29      Le 16 juin 2015, le requérant au principal a de nouveau été arrêté pour avoir commis un vol et s’être soustrait à l’interdiction d’entrée qui lui avait été imposée. Pour ces deux infractions, il a été condamné, le 1er juillet 2015, à une peine d’emprisonnement d’une durée de trois mois. Cette peine a pris fin le 14 septembre 2015.

30      Dans la mesure où, à cette dernière date, des raisons d’ordre médical empêchaient toujours que le requérant au principal soit entendu sur sa quatrième demande d’asile, ce dernier a de nouveau été placé en rétention en tant que demandeur d’asile par décision du 14 septembre 2015, sur le fondement de l’article 59b, paragraphe 1, sous d), de la loi sur les étrangers, qui transpose l’article 8, paragraphe 3, premier alinéa, sous e), de la directive 2013/33. En effet, selon les autorités néerlandaises, même si l’intéressé, du fait de cette quatrième demande d’asile, avait le droit de séjourner de manière régulière aux Pays-Bas en vertu de l’article 8, sous f), de la loi sur les étrangers, son placement en rétention était justifié aux fins de la protection de la sécurité nationale ou de l’ordre public, dès lors qu’il avait été condamné pour avoir commis des infractions et qu’il était soupçonné d’en avoir commis d’autres.

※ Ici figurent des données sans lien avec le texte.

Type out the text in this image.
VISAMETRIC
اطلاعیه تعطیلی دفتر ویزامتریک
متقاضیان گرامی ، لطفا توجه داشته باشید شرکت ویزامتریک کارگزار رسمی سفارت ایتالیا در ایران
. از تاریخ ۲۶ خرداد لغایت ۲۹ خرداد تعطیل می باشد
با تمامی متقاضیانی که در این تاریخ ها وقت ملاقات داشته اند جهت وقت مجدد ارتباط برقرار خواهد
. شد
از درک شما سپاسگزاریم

31      Le requérant au principal a introduit un recours par lequel il a contesté la décision du 14 septembre 2015 l’ayant placé en rétention et a sollicité l’obtention de dommages et intérêts. Ce recours a été rejeté par jugement du 28 septembre 2015 du rechtbank Den Haag (tribunal de La Haye), statuant en première instance.

32      Le 28 septembre 2015, l’expert en médecine légale a constaté que le requérant au principal ne pouvait toujours pas être entendu sur sa demande d’asile.

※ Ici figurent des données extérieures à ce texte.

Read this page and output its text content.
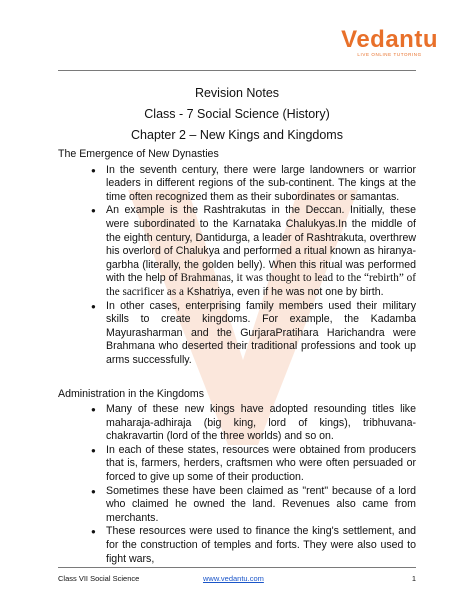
Vedantu
LIVE ONLINE TUTORING
Revision Notes
Class - 7 Social Science (History)
Chapter 2 – New Kings and Kingdoms
The Emergence of New Dynasties
● In the seventh century, there were large landowners or warrior leaders in different regions of the sub-continent. The kings at the time often recognized them as their subordinates or samantas.
● An example is the Rashtrakutas in the Deccan. Initially, these were subordinated to the Karnataka Chalukyas.In the middle of the eighth century, Dantidurga, a leader of Rashtrakuta, overthrew his overlord of Chalukya and performed a ritual known as hiranya-garbha (literally, the golden belly). When this ritual was performed with the help of Brahmanas, it was thought to lead to the “rebirth” of the sacrificer as a Kshatriya, even if he was not one by birth.
● In other cases, enterprising family members used their military skills to create kingdoms. For example, the Kadamba Mayurasharman and the GurjaraPratihara Harichandra were Brahmana who deserted their traditional professions and took up arms successfully.
Administration in the Kingdoms
● Many of these new kings have adopted resounding titles like maharaja-adhiraja (big king, lord of kings), tribhuvana-chakravartin (lord of the three worlds) and so on.
● In each of these states, resources were obtained from producers that is, farmers, herders, craftsmen who were often persuaded or forced to give up some of their production.
● Sometimes these have been claimed as "rent" because of a lord who claimed he owned the land. Revenues also came from merchants.
● These resources were used to finance the king's settlement, and for the construction of temples and forts. They were also used to fight wars,
Class VII Social Science	www.vedantu.com	1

33      Le 23 octobre 2015, la rétention du requérant au principal a été suspendue afin que celui-ci puisse purger une autre peine d’emprisonnement à laquelle il avait été condamné.

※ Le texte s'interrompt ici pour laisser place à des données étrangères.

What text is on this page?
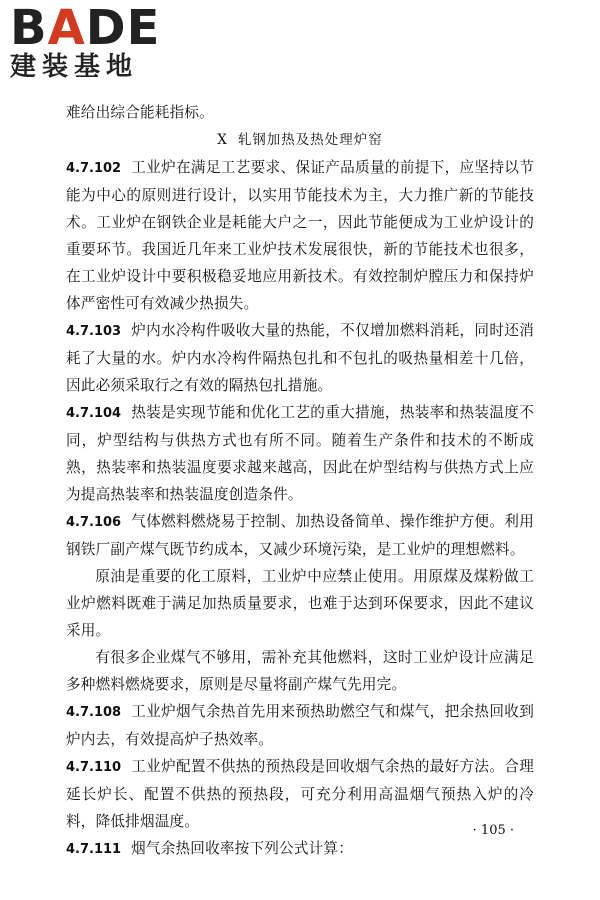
BADE
建装基地

难给出综合能耗指标。

Ⅹ 轧钢加热及热处理炉窑

4.7.102 工业炉在满足工艺要求、保证产品质量的前提下，应坚持以节能为中心的原则进行设计，以实用节能技术为主，大力推广新的节能技术。工业炉在钢铁企业是耗能大户之一，因此节能便成为工业炉设计的重要环节。我国近几年来工业炉技术发展很快，新的节能技术也很多，在工业炉设计中要积极稳妥地应用新技术。有效控制炉膛压力和保持炉体严密性可有效减少热损失。

4.7.103 炉内水冷构件吸收大量的热能，不仅增加燃料消耗，同时还消耗了大量的水。炉内水冷构件隔热包扎和不包扎的吸热量相差十几倍，因此必须采取行之有效的隔热包扎措施。

4.7.104 热装是实现节能和优化工艺的重大措施，热装率和热装温度不同，炉型结构与供热方式也有所不同。随着生产条件和技术的不断成熟，热装率和热装温度要求越来越高，因此在炉型结构与供热方式上应为提高热装率和热装温度创造条件。

4.7.106 气体燃料燃烧易于控制、加热设备简单、操作维护方便。利用钢铁厂副产煤气既节约成本，又减少环境污染，是工业炉的理想燃料。

原油是重要的化工原料，工业炉中应禁止使用。用原煤及煤粉做工业炉燃料既难于满足加热质量要求，也难于达到环保要求，因此不建议采用。

有很多企业煤气不够用，需补充其他燃料，这时工业炉设计应满足多种燃料燃烧要求，原则是尽量将副产煤气先用完。

4.7.108 工业炉烟气余热首先用来预热助燃空气和煤气，把余热回收到炉内去，有效提高炉子热效率。

4.7.110 工业炉配置不供热的预热段是回收烟气余热的最好方法。合理延长炉长、配置不供热的预热段，可充分利用高温烟气预热入炉的冷料，降低排烟温度。

4.7.111 烟气余热回收率按下列公式计算：

· 105 ·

34      Dans le cadre de l’appel interjeté devant la juridiction de renvoi contre le jugement du rechtbank Den Haag (tribunal de La Haye) du 28 septembre 2015, le requérant au principal soutient que sa rétention est contraire à l’article 5, paragraphe 1, sous f), second membre de phrase, de la CEDH, qui prévoit que la rétention d’un étranger ne peut se justifier que par le fait qu’une procédure d’expulsion ou d’extradition est en cours. En effet, maintenir un étranger en rétention, lorsque celui-ci réside régulièrement aux Pays-Bas dans l’attente d’une décision sur sa demande d’asile, serait contraire à cette disposition.

35      Eu égard à cette allégation, la juridiction de renvoi s’interroge sur la validité, au regard de l’article 6 de la Charte, de l’article 8, paragraphe 3, premier alinéa, sous e), de la directive 2013/33, faisant observer que, selon les explications relatives à la Charte, les droits prévus à l’article 6 de celle-ci correspondent à ceux qui sont garantis par l’article 5 de la CEDH et ont, conformément à l’article 52, paragraphe 3, de la Charte, le même sens et la même portée que ceux que leur confère la CEDH.

36      Dans ces conditions, le Raad van State (Conseil d’État) a décidé de surseoir à statuer et de poser à la Cour la question préjudicielle suivante:

«L’article 8, paragraphe 3, premier alinéa, sous e), de la directive 2013/33 est-il valide au regard de l’article 6 de la Charte:

1)      dans une situation où un ressortissant d’un pays tiers a été placé en rétention au titre de l’article 8, paragraphe 3, premier alinéa, sous e), de cette directive et a le droit, en vertu de l’article 9 de la directive 2013/32, de rester dans un État membre jusqu’à ce que sa demande d’asile ait fait l’objet d’une décision en première instance, et

2)      compte tenu des explications relatives à la Charte selon lesquelles les limitations qui peuvent légitimement être apportées aux droits prévus à l’article 6 de la Charte ne peuvent excéder les limites permises par la CEDH dans le libellé même de l’article 5, paragraphe 1, sous f), de ladite convention et de l’interprétation donnée par la Cour européenne des droits de l’homme à cette dernière disposition, notamment dans son arrêt Nabil e.a. c. Hongrie (no 62116/12, § 38, 22 septembre 2015), selon laquelle la rétention d’un demandeur d’asile est contraire à la disposition précitée de la CEDH si cette rétention n’a pas été imposée à des fins d’éloignement?»

 Sur la procédure d’urgence

37      Le Raad van State (Conseil d’État) a demandé que le présent renvoi préjudiciel soit soumis à la procédure préjudicielle d’urgence prévue à l’article 107 du règlement de procédure de la Cour.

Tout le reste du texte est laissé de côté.